Uncommon: insomnia, mood changes (including anxiety), depression, tremor, dysgeusia, syncope, hypesthesia, visual disturbances (including diplopia), tinnitus, arterial hypotension, dyspnea, rhinitis, vomiting, dyspepsia, alopecia, purpura, skin discoloration, increased sweating, pruritus, exanthema, muscle pain, muscle spasms, pain, urinary disorders, increased frequency of urination, impotence, gynecomastia, breast pain, malaise, weight gain, weight loss.
Rare: confusion.
Very rare: leukopenia, thrombocytopenia, allergic reactions, hyperglycemia, hypertension, peripheral neuropathy, myocardial infarction, arrhythmia (including bradycardia, ventricular tachycardia, and atrial fibrillation), vasculitis, pancreatitis, gastritis, gingival hyperplasia, hepatitis, jaundice, elevated liver enzymes (mainly associated with cholestasis), angioedema, erythema multiforme, urticaria, exfoliative dermatitis, Stevens-Johnson syndrome, Quincke's edema, photosensitivity.
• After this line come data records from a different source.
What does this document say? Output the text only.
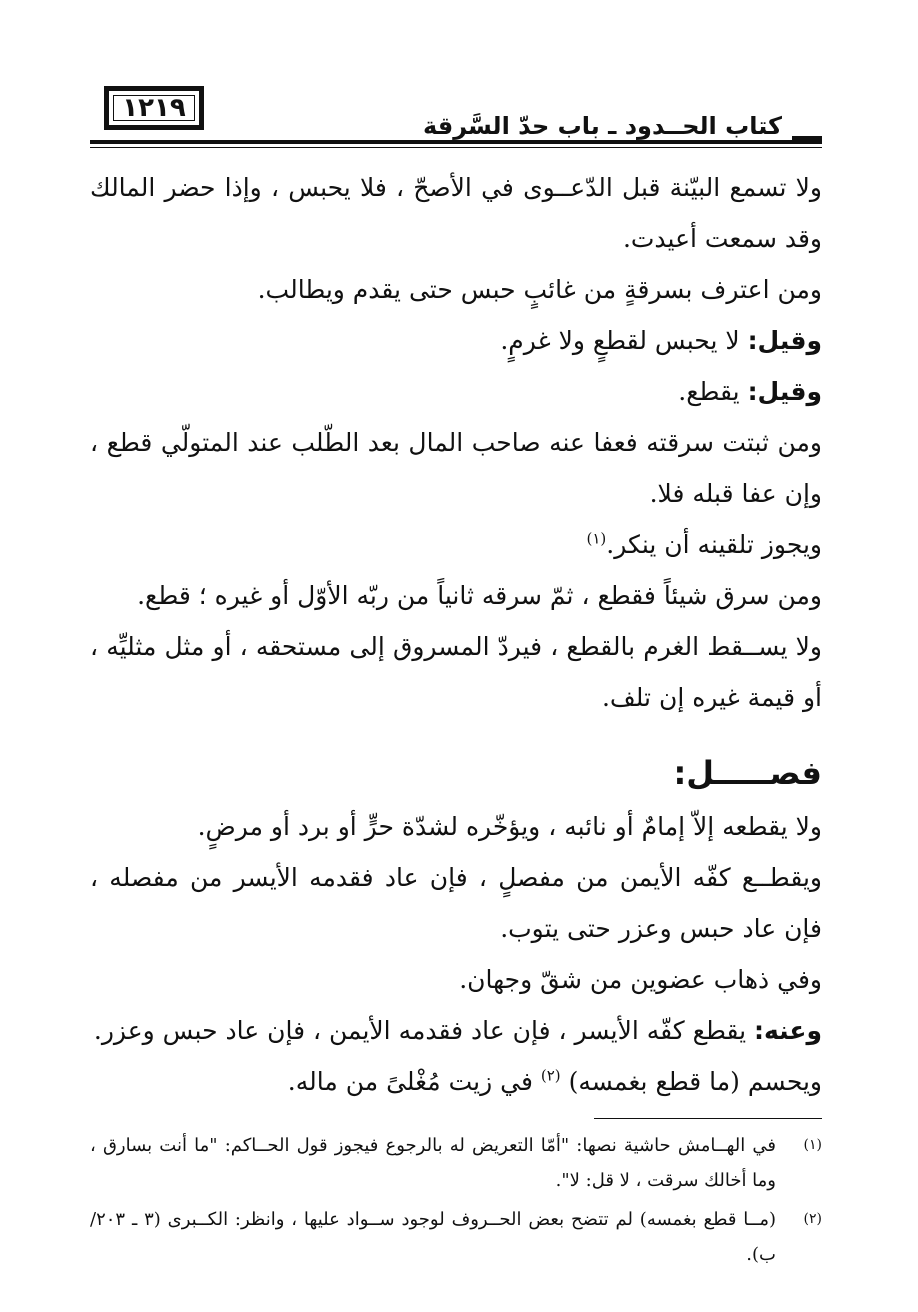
١٢١٩
كتاب الحــدود ـ باب حدّ السَّرِقة

ولا تسمع البيّنة قبل الدّعــوى في الأصحّ ، فلا يحبس ، وإذا حضر المالك وقد سمعت أعيدت.

ومن اعترف بسرقةٍ من غائبٍ حبس حتى يقدم ويطالب.

وقيل: لا يحبس لقطعٍ ولا غرمٍ.

وقيل: يقطع.

ومن ثبتت سرقته فعفا عنه صاحب المال بعد الطّلب عند المتولّي قطع ، وإن عفا قبله فلا.

ويجوز تلقينه أن ينكر.$^{(١)}$

ومن سرق شيئاً فقطع ، ثمّ سرقه ثانياً من ربّه الأوّل أو غيره ؛ قطع.

ولا يســقط الغرم بالقطع ، فيردّ المسروق إلى مستحقه ، أو مثل مثليِّه ، أو قيمة غيره إن تلف.

فصـــــل:

ولا يقطعه إلاّ إمامٌ أو نائبه ، ويؤخّره لشدّة حرٍّ أو برد أو مرضٍ.

ويقطــع كفّه الأيمن من مفصلٍ ، فإن عاد فقدمه الأيسر من مفصله ، فإن عاد حبس وعزر حتى يتوب.

وفي ذهاب عضوين من شقّ وجهان.

وعنه: يقطع كفّه الأيسر ، فإن عاد فقدمه الأيمن ، فإن عاد حبس وعزر.

ويحسم (ما قطع بغمسه) $^{(٢)}$ في زيت مُغْلىً من ماله.

(١)
في الهــامش حاشية نصها: "أمّا التعريض له بالرجوع فيجوز قول الحــاكم: "ما أنت بسارق ، وما أخالك سرقت ، لا قل: لا".
(٢)
(مــا قطع بغمسه) لم تتضح بعض الحــروف لوجود ســواد عليها ، وانظر: الكــبرى (٣ ـ ٢٠٣/ب).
Exceptional cases of extrapyramidal syndrome have been reported.
Valsartan
Not known: decreased hemoglobin, decreased hematocrit, neutropenia, thrombocytopenia, increased serum potassium levels, elevated liver function tests, including serum bilirubin, renal failure and impaired kidney function, increased serum creatinine levels, angioedema, myalgia, vasculitis, hypersensitivity, including serum sickness.
Reporting of suspected adverse reactions
Reporting suspected adverse reactions after medicinal product authorization is important. It allows ongoing monitoring of the benefit-risk balance of the medicinal product. Healthcare professionals and patients, as well as their legal representatives, should report all suspected adverse reactions and lack of efficacy to the State Expert Center of the Ministry of Health of Ukraine via the following link: https://aisf.dec.gov.ua/.
Shelf life. 3 years.
Storage conditions. Store at temperatures not exceeding 30 °C. Keep out of reach of children.
Packaging.
7 tablets per blister, 2 or 4 blisters per carton;
10 tablets per blister, 3 or 9 blisters per carton.
Prescription status. Prescription only.
Manufacturer. Balkanpharma-Dupnitsa AD.
Manufacturer's address and location of operations.
3 Samokovsko Shose Str., Dupnitsa, 2600, Bulgaria.